Science fiction author Kim Stanley Robinson may be best known for his Mars series, but his other novels are just as innovative and thought-provoking.  Our reader was taken with Aurora,  which is set aboard a colony ship bound for a new planet.  After 160 years of space travel, the inhabitants are about to reach their destination though some have very mixed emotions; after all, the ship is really all they’ve ever known.  But systems are beginning to break down and simply remaining on board is not an option.  Robinson does a wonderful job of depicting a ship designed with a number of ecosystems including tundra and forest with diverse populations.  One section of writing was particularly beautiful, and our reader felt it should be required reading in all colleges.  

At the other end of the spectrum are those who are near hopeless when it comes to technology.  There’s a book for that.  Is This Thing On? by Abigail Stokes is written for those of us who didn’t grow up with a smart phone, personal computer, or e-reader.  Our reviewer said that while some of the material was too basic for his needs, other parts were very helpful.  Stokes even offers a website,, with video tutorials and handy printable sheets of instructions on topics from texting to how to use Dropbox.

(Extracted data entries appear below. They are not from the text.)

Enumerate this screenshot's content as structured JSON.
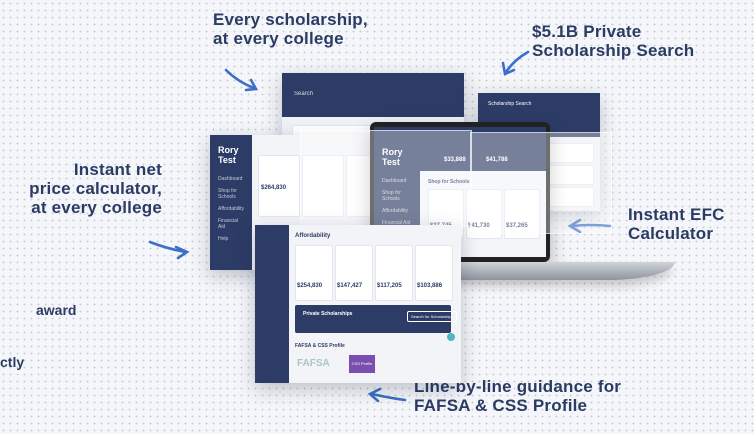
{
  "callouts": {
    "top_center": [
      "Every scholarship,",
      "at every college"
    ],
    "top_right": [
      "$5.1B Private",
      "Scholarship Search"
    ],
    "left": [
      "Instant net",
      "price calculator,",
      "at every college"
    ],
    "right": [
      "Instant EFC",
      "Calculator"
    ],
    "bottom": [
      "Line-by-line guidance for",
      "FAFSA & CSS Profile"
    ]
  },
  "clipped_left": [
    "award",
    "ctly"
  ],
  "screens": {
    "laptop": {
      "student_name": "Rory Test",
      "nav": [
        "Dashboard",
        "Shop for Schools",
        "Affordability",
        "Financial Aid"
      ],
      "section": "Shop for Schools",
      "stats": [
        "$33,888",
        "$41,788"
      ],
      "values": [
        "$37,745",
        "$41,730",
        "$37,265"
      ]
    },
    "left_screen": {
      "student_name": "Rory Test",
      "nav": [
        "Dashboard",
        "Shop for Schools",
        "Affordability",
        "Financial Aid",
        "Help"
      ],
      "values": [
        "$264,830"
      ]
    },
    "front_screen": {
      "title": "Affordability",
      "values": [
        "$254,830",
        "$147,427",
        "$117,205",
        "$103,886"
      ],
      "banner": "Private Scholarships",
      "banner_button": "Search for Scholarships",
      "footer_title": "FAFSA & CSS Profile",
      "fafsa_logo": "FAFSA",
      "css_label": "CSS Profile"
    },
    "top_screen": {
      "header": "Search"
    },
    "right_screen": {
      "title": "Scholarship Search"
    }
  },
  "colors": {
    "navy": "#2d3c66",
    "accent_blue": "#3d6fc8",
    "text": "#2b3b63",
    "teal": "#4fb7c4",
    "purple": "#7b4fb0"
  }
}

Eyewitness to Discovery: First-Person Accounts of More than Fifty of the World’s Greatest Archaeological Discoveries  was praised by our reviewer as a fascinating compilation of accounts of incredible finds.  The accounts include Howard Carter’s on the opening of King Tutankhamen’s tomb, the discoveries of the Palace of Knossos, Otzi the Iceman, and Macchu Picchu. It’s a history and archaeology lover’s delight and allows the reader to enjoy the excitement of a major find as described by the discoverers themselves.